Not long ago, a colleague sent around some results from studies of human happiness which show that despite strong increases in the amount of stuff in people's lives in the developed world in recent decades, self-reporting of happiness hasn't increased all that much. The research shows that people tend to base their sense of what they need to be happy not on some absolute internal sense of well being, but instead on a sort of mental comparison between themselves and others. With such mental calculus, the feeling of "enough" is never constant, but instead is ever-rising. In systems terms, this way of searching for happiness has the same dynamics that drove the Cold War search for security through assembling ever larger stores of weapons.
System dynamics teaches that there is one way out of any arms race, be it the race to obtain security by stockpiling more weapons than your enemy or happiness by acquiring more stuff than your neighbor. Arms races loose their fuel as soon as one party stops participating. The enoughness race, and its relentless impact on the Earth, would slow if more and more people found a way to set their own definition of enough and live by it.
Easier said than done, as seems always to be the case for true leverage points.
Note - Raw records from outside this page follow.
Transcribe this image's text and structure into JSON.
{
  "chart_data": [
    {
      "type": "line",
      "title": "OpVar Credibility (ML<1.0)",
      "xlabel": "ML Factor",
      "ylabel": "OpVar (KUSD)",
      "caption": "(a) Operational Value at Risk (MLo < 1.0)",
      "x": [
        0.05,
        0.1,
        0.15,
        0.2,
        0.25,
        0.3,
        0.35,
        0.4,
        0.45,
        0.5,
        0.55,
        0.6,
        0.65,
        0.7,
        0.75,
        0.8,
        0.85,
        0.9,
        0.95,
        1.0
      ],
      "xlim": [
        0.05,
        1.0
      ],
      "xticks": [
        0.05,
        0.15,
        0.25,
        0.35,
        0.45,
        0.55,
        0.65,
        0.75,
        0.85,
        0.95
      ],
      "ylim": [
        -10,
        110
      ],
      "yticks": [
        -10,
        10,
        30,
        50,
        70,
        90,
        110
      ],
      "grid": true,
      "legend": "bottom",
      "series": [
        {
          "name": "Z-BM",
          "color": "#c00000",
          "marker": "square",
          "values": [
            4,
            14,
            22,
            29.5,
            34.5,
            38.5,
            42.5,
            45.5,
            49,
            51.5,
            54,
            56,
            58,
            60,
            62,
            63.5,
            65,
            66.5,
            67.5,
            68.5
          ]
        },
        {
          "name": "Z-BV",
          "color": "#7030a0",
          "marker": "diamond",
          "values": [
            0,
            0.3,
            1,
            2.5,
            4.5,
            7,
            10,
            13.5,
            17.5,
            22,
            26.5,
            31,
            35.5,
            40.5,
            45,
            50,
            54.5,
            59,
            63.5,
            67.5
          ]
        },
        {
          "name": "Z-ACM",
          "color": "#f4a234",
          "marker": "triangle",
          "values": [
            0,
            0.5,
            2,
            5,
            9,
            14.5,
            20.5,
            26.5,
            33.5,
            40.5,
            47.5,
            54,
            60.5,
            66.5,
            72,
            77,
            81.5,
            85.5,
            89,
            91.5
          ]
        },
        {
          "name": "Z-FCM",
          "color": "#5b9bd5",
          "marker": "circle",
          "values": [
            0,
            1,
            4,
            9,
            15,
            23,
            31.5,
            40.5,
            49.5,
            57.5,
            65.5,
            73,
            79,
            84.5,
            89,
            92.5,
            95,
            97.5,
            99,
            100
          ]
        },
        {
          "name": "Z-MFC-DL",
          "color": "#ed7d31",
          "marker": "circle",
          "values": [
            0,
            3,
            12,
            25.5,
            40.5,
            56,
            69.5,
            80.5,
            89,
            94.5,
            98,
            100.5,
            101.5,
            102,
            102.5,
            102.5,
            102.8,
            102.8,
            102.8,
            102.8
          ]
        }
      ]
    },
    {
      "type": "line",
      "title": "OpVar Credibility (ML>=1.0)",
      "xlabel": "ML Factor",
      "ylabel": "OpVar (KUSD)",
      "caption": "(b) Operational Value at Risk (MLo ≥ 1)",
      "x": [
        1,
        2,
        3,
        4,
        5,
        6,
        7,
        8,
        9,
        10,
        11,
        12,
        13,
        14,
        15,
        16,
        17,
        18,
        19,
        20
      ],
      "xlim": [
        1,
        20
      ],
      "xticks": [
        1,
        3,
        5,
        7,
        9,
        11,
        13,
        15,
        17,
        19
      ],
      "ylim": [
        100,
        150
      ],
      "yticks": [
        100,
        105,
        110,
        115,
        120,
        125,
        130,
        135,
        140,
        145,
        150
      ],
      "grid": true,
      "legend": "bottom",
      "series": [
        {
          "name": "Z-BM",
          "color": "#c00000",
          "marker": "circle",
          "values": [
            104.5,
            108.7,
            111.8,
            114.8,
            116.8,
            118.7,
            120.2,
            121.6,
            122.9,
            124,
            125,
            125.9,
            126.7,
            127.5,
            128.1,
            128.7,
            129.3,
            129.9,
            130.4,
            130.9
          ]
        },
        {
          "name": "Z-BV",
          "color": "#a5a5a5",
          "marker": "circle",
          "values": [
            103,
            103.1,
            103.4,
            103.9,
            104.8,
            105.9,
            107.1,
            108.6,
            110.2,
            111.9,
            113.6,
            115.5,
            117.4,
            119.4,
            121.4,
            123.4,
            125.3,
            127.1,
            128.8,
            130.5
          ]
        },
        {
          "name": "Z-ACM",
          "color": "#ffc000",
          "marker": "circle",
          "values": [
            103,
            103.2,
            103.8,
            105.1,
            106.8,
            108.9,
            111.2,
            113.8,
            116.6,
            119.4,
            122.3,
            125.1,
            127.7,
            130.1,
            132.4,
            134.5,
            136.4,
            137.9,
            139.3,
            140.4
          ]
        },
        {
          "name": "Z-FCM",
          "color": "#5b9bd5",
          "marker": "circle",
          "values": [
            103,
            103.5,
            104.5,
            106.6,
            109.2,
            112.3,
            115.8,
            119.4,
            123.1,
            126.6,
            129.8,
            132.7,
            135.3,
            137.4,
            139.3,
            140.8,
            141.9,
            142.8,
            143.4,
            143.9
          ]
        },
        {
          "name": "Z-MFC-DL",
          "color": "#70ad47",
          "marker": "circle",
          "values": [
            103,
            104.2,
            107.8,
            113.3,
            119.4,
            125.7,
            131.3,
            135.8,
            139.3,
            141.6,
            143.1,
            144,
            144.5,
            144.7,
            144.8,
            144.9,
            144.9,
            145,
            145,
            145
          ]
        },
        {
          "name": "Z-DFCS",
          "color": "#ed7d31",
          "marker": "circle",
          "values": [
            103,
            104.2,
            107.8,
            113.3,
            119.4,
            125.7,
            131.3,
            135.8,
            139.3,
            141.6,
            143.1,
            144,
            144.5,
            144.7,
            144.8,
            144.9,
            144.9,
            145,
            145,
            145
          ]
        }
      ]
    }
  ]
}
But, after a weekend of simple pleasures, from cheering for 8th grade basketball players, to walking in quiet woods, from listening to Christmas music, to cooking good food, it seems to me that defining enough may not be as hard as we sometimes think. And, not long home from the most recent UN climate conference, a simple fundamental solution, like defining what is enough, seems like it just might accomplish what geo-engineering, carbon markets, and new technologies might not. It might help us create societies that recognize and embrace the reality that our beautiful planet is also finite.